Accordingly, your problem might stem from a tool using a different convention for simulating this hierarchy, see for example the following answers in the AWS forums:
Ivan Moiseev's answer to the related question Cannot delete file from bucket, where he suggests to use another tool to inspect whether you might have such a problem and remedy it accordingly.
The AWS team response to What are these _$folder$ objects? - This is a convention used by a number of tools including Hadoop to make directories in S3. They're primarily needed to designate empty directories. One might have preferred a more aesthetic scheme, but well that is the way that these tools do it.
Good luck!
I was getting the following error when I tried to delete a bucket which was a directory that held log files from Cloudfront.
An unexpected error has occurred. Please try again later.
After I disabled logging in Cloudfront I was able to delete the folder successfully.
My guess is that it was a system folder used by Cloudfront that did not allow deletion by the owner.
In your case, you may want to check if MapReduce is holding on to the folder in question.
I was facing the same problem. Tried many login, logout attempts and refresh but problem persist.
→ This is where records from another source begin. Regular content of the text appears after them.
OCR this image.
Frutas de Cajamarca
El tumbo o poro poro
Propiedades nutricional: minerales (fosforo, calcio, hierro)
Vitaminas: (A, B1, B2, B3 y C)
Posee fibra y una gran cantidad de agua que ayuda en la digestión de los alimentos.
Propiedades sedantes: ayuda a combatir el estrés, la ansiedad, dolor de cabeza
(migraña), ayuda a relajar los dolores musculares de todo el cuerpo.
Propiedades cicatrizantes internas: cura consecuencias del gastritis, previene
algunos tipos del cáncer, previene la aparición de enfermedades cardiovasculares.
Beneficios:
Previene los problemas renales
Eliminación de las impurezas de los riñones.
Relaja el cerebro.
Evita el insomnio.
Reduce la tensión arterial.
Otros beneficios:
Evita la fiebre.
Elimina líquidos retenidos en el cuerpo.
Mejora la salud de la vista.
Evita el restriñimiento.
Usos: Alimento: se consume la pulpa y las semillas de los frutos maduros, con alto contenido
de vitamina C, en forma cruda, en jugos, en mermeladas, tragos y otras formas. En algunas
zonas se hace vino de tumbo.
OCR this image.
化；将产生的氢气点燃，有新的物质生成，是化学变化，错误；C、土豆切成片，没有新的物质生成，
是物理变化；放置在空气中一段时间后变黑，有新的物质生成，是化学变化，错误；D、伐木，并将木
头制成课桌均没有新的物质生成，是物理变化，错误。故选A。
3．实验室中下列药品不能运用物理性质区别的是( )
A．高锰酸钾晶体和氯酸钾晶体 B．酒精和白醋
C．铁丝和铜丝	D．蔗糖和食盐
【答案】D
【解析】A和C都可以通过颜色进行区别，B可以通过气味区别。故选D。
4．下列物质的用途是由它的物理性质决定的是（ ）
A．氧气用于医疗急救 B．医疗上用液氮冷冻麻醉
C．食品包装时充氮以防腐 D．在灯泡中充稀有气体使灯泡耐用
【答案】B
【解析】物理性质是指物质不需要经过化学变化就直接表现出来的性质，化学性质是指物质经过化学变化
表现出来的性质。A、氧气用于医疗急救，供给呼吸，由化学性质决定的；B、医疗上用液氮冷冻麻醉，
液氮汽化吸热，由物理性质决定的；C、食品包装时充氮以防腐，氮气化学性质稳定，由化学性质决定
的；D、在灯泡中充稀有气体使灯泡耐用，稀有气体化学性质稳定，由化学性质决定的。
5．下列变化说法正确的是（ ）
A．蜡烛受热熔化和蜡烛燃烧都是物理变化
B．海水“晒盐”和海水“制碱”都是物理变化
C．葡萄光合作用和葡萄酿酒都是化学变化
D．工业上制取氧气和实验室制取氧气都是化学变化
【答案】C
Searched stackoverflow and found suggestions to cut and paste folder in different folder then delete but didn't worked.
Another thing you should look is for versioning that might effect your bucket may be suspending the versioning allow you to delete the folder.
My solution was to delete it with code. I have used boto package in python for file handling over s3 and the deletion worked when I tried to delete that folder from my python code.
import boto
from boto.s3.key import Key
keyId = "your_aws_access_key"
sKeyId = "your_aws_secret_key"
fileKey="dummy/foldertodelete/" #Name of the file to be deleted
bucketName="mybucket001" #Name of the bucket, where the file resides
conn = boto.connect_s3(keyId,sKeyId) #Connect to S3
bucket = conn.get_bucket(bucketName) #Get the bucket object
k = Key(bucket,fileKey) #Get the key of the given object
k.delete() #Delete
S3 doesn't keep directory it just have a flat file structure so everything is managed with key.
For you its a folder but for S3 it just an key.
If you want to delete a folder named -> dummy
then key would be
fileKey = "/dummy/"
Firstly, read the content of directory from getBucket method, then you got a array list of all files, then delete the file from deleteObject method.
if (($contents = $this->S3->getBucket(AS_S3_BUCKET, "file_path")) !== false)
{
foreach ($contents as $file)
{
$result = $this->S3->deleteObject(AS_S3_BUCKET,$file['name']);
}
}
$this->S3 is S3 class object, and AS_S3_BUCKET is bucket name.